Wednesday, March 24, 2004

Damadian Honored In Monday's posting I reported on the case of Dr. Raymond Damadian, whose work on MRI's in the early seventies was passed over by the Nobel committee. Instead, the prize went to two other researchers, who arguably made more significant contributions in the field.

According to this New York Times article, Damadian has now received an award from the Franklin Institute. This is an annual award given in each of two categories: science and business acumen. Here's an excerpt from the article:

Last fall, Dr. Raymond V. Damadian was denied a Nobel Prize for his role in the development of magnetic resonance imaging. But he won a consolation prize last week, when the Franklin Institute in Philadelphia recognized his business acumen in making the idea profitable.

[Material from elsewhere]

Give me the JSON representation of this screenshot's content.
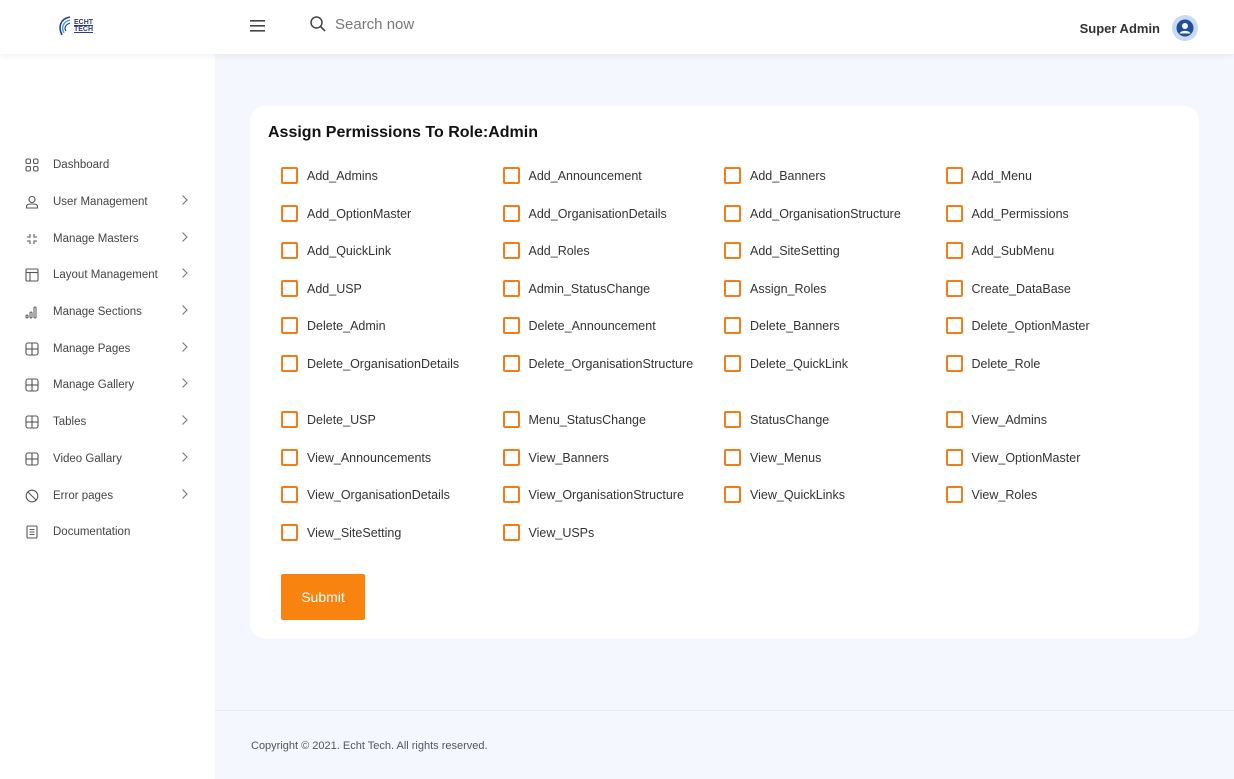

Dr. Damadian, the president of Fonar Inc. of Melville, N.Y., a manufacturer of M.R.I. machines, complained loudly and publicly after the Nobel Prize in Medicine last year, recognizing "discoveries concerning magnetic resonance imaging," went to Dr. Paul C. Lauterbur of the University of Illinois and Sir Peter Mansfield of the University of Nottingham in England.

In a series of full-page advertisements in The New York Times, The Washington Post and The Los Angeles Times, Dr. Damadian declared that he took the crucial first steps in adapting magnetic resonance for medical scans back in the 1970's and that he should have been recognized for them. The advertisements, which cost hundreds of thousands of dollars, showed a Nobel medal turned upside down and called the omission "the shameful wrong that must be righted."

On Thursday, the Franklin Institute, the science museum in Philadelphia, bestowed one of its two annual Bower Awards on Dr. Damadian. Each year, the awards — one for science and one for business leadership — focus on a different research field. This year, the field is brain research.